# A New Algorithm 2<sup>n</sup>-2<sup>k</sup>-1 for Residue Number System

Ch. Satyaveni<sup>1</sup>, M. Shiva Kumar<sup>2</sup>

<sup>1</sup>M.Tech, ECE Dept, M.R.C.E, Hyderabad,

<sup>2</sup>M.Tech, Asst. Professor, M.R.C.E. Hyderabad,

Abstract— The Residue Number System (RNS) is a non weighted system. It supports parallel, high speed, low power and secure arithmetic. Detecting overflow in RNS systems is very important, because if overflow is not detected properly, an incorrect result may be considered as a correct answer. The previously proposed methods or algorithms for detecting overflow need to residue comparison or complete convert of numbers from RNS to binary. Modular adder is one of the key components for the application of residue number system (RNS). Modulo set with the form of 2n-2k-1  $(1 \le k \le n - 2)$  can offer excellent balance among the RNS channels for multi-channels RNS processing. In this paper, a novel algorithm and its VLSI implementation structure are proposed for modulo 2n-2k-1 adder. In the proposed algorithm, parallel prefix operation and carry correction techniques are adopted to eliminate the re-computation of carries. Any existing parallel prefix structure can be used in the proposed structure. Thus, we can get flexible tradeoff between area and delay with the proposed structure. Compared with same type modular adder with traditional structures, the proposed modulo 2n-2k-1 adder offers better performance in delay and area.

Index Terms— Carry correction, modular adder, parallel prefix, residue number system (RNS), VLSI.

# I. INTRODUCTION

Residue number systems (RNS) have been for a long time a topic of intensive research. Their usefulness has been demonstrated, especially for computations additions, subtractions and multiplications dominate, because such operations can be done independently for each residue digit without carry propagation [1]. Other operations such as overflow detection, sign detection, magnitude comparison and division in RNS are very difficult and time consuming [2, 3]. However, above mentioned operations are essential in certain applications, e.g. in exact arithmetic or computational geometry, where residue arithmetic is applied [4]. RESIDUE number system (RNS) is an ancient numerical representation system. It is recorded in one of Chinese arithmetical masterpieces, the Sun Tzu Suan Jing, in the 4th century and transferred to European known as Chinese Remainder Theorem (CRT) in the 12th century. RNS is a nonweighted numerical representation system and has carryfree property in multiplication and addition operations. In recent years, it has been received intensive study in the very large scale integration circuits (VLSI) design for digital signal processing (DSP) systems with high speed and low power consumption [1]–[4].

Modular adder is one of the key modules for RNS-based DSP systems.
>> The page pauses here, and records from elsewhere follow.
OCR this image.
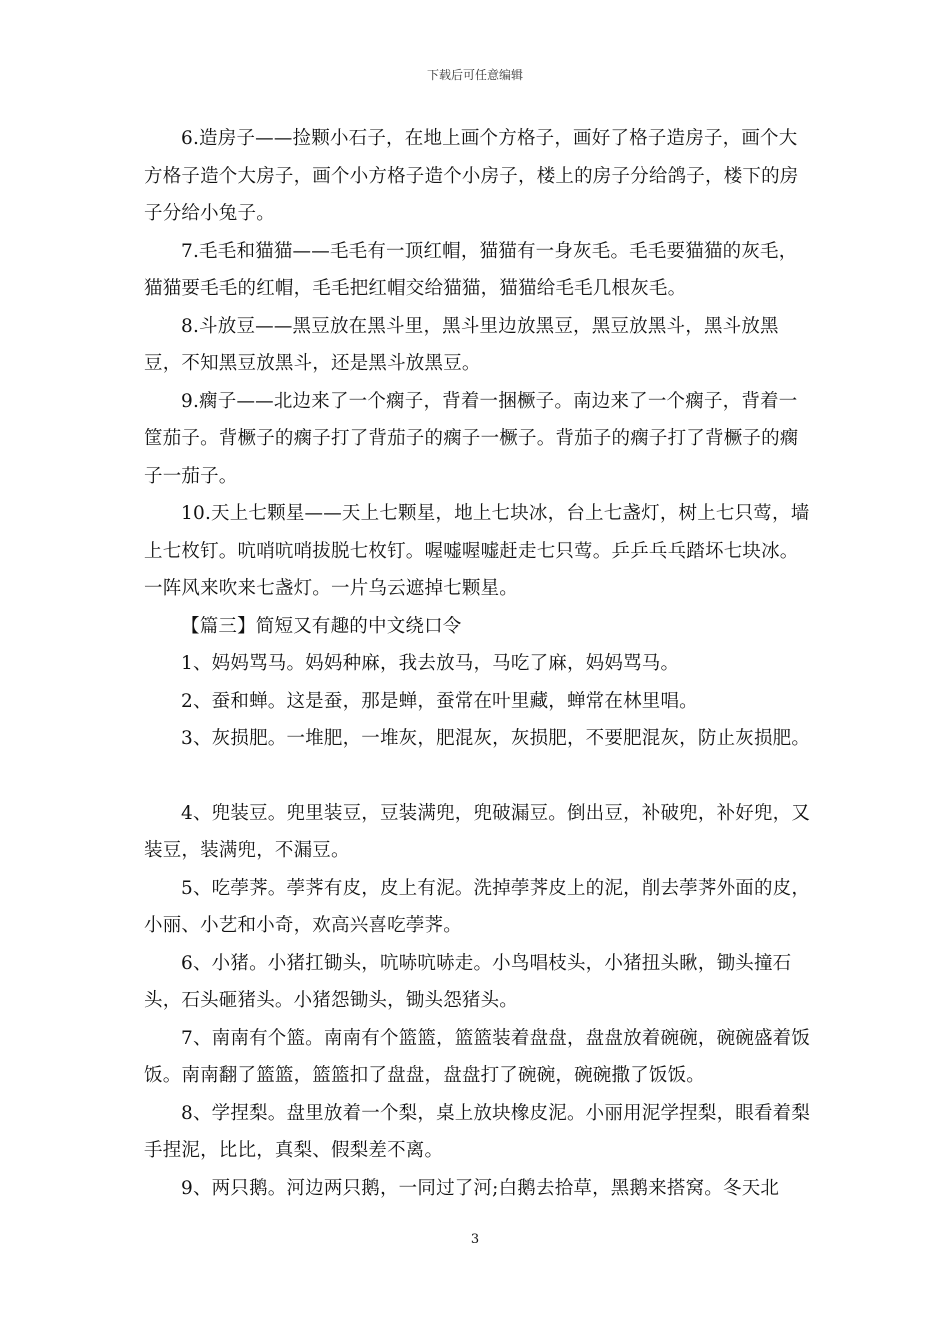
下载后可任意编辑

6.造房子——捡颗小石子，在地上画个方格子，画好了格子造房子，画个大方格子造个大房子，画个小方格子造个小房子，楼上的房子分给鸽子，楼下的房子分给小兔子。

7.毛毛和猫猫——毛毛有一顶红帽，猫猫有一身灰毛。毛毛要猫猫的灰毛，猫猫要毛毛的红帽，毛毛把红帽交给猫猫，猫猫给毛毛几根灰毛。

8.斗放豆——黑豆放在黑斗里，黑斗里边放黑豆，黑豆放黑斗，黑斗放黑豆，不知黑豆放黑斗，还是黑斗放黑豆。

9.瘸子——北边来了一个瘸子，背着一捆橛子。南边来了一个瘸子，背着一筐茄子。背橛子的瘸子打了背茄子的瘸子一橛子。背茄子的瘸子打了背橛子的瘸子一茄子。

10.天上七颗星——天上七颗星，地上七块冰，台上七盏灯，树上七只莺，墙上七枚钉。吭哨吭哨拔脱七枚钉。喔嘘喔嘘赶走七只莺。乒乒乓乓踏坏七块冰。一阵风来吹来七盏灯。一片乌云遮掉七颗星。

【篇三】简短又有趣的中文绕口令

1、妈妈骂马。妈妈种麻，我去放马，马吃了麻，妈妈骂马。

2、蚕和蝉。这是蚕，那是蝉，蚕常在叶里藏，蝉常在林里唱。

3、灰损肥。一堆肥，一堆灰，肥混灰，灰损肥，不要肥混灰，防止灰损肥。

4、兜装豆。兜里装豆，豆装满兜，兜破漏豆。倒出豆，补破兜，补好兜，又装豆，装满兜，不漏豆。

5、吃荸荠。荸荠有皮，皮上有泥。洗掉荸荠皮上的泥，削去荸荠外面的皮，小丽、小艺和小奇，欢高兴喜吃荸荠。

6、小猪。小猪扛锄头，吭哧吭哧走。小鸟唱枝头，小猪扭头瞅，锄头撞石头，石头砸猪头。小猪怨锄头，锄头怨猪头。

7、南南有个篮。南南有个篮篮，篮篮装着盘盘，盘盘放着碗碗，碗碗盛着饭饭。南南翻了篮篮，篮篮扣了盘盘，盘盘打了碗碗，碗碗撒了饭饭。

8、学捏梨。盘里放着一个梨，桌上放块橡皮泥。小丽用泥学捏梨，眼看着梨手捏泥，比比，真梨、假梨差不离。

9、两只鹅。河边两只鹅，一同过了河;白鹅去拾草，黑鹅来搭窝。冬天北

3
For the general modular adder, Bayoumi proposed a scheme for arbitrary modulus by using two cascaded binary adders [5]. However, the delay is the sum of the two binary adders. Several literatures constructed several modular adders with two parallel binary adders to calculate A+B and A+B+T [6], [7]. This method can achieve less delay but needs about twice area of binary adder. Dugdale proposed a method to construct a type of general modular adders with a reused binary adder [9]. The shortage of this structure is that it will use two operation cycles to perform one modular addition. The area or delay of these modular adders mentioned above is twice or more than that of binary adder. In recent studies, a few modular adders with better area and delay performance are presented. Hiasat proposed a class of modular adders in which any regular Carry Look-Ahead (CLA)—based binary adder can be used in the final stage [10].

However, it needs an extra CLA unit to get the carry-out bit of A+B+T before the final CLA addition. As a result, the structure does not reduce the delay significantly. The ELMMA algorithm proposed by Patel et al. [11] uses two carry computation modules for A+B and A+B+T in which some carry computation units can be shared. The area reduction of this scheme is dominated by the form of. In the worst case, almost two independent carry generation modules are needed. Patel et al. [12] also proposed several algorithms which can generate carries fastly. A new number representation for modulo addition is proposed in [8]. However, its outputs are represented in special format. Thus, the extra area and delay are needed to perform the conversion from the special representation to binary number representation or all operations should be performed in this number representation format in RNS-based systems.

On the other hand, the complexity of the special modular adder is much less than that of general modular adder, since the structure of the special modular adder can be further optimized according to the modulus. The effective modular adders for modulo 2n-1 and 2n+1 modulo have drawn much more attention than other kinds of modular adders [13], [14]. [15] And [16] proposed architecture for modulo 2n+1 adder based on "diminished-1" number representation. [17] and [18] presented a structure for modulo 2<sup>n</sup> +1 and 2<sup>n</sup>-1 based on parallel prefix and carry correction, respectively. A similar architecture with [7] for modulo 2n±3 adder is also proposed in [19]. In [20], Patel et al. described an implementation structure for modulo 2<sup>n</sup> -2<sup>n</sup> -1adder based on the technique of carry offset, which is only required to obtain the carry information of A+B+T. In order to obtain the carries required in the modular addition, each carry of A+B+T has to be modified according to the utmost carry of A+B+T. In this case, the redundant modules of carry computation are eliminated, but the structure of carry computation is fixed and can only perform the special modular addition, that is, modulo addition.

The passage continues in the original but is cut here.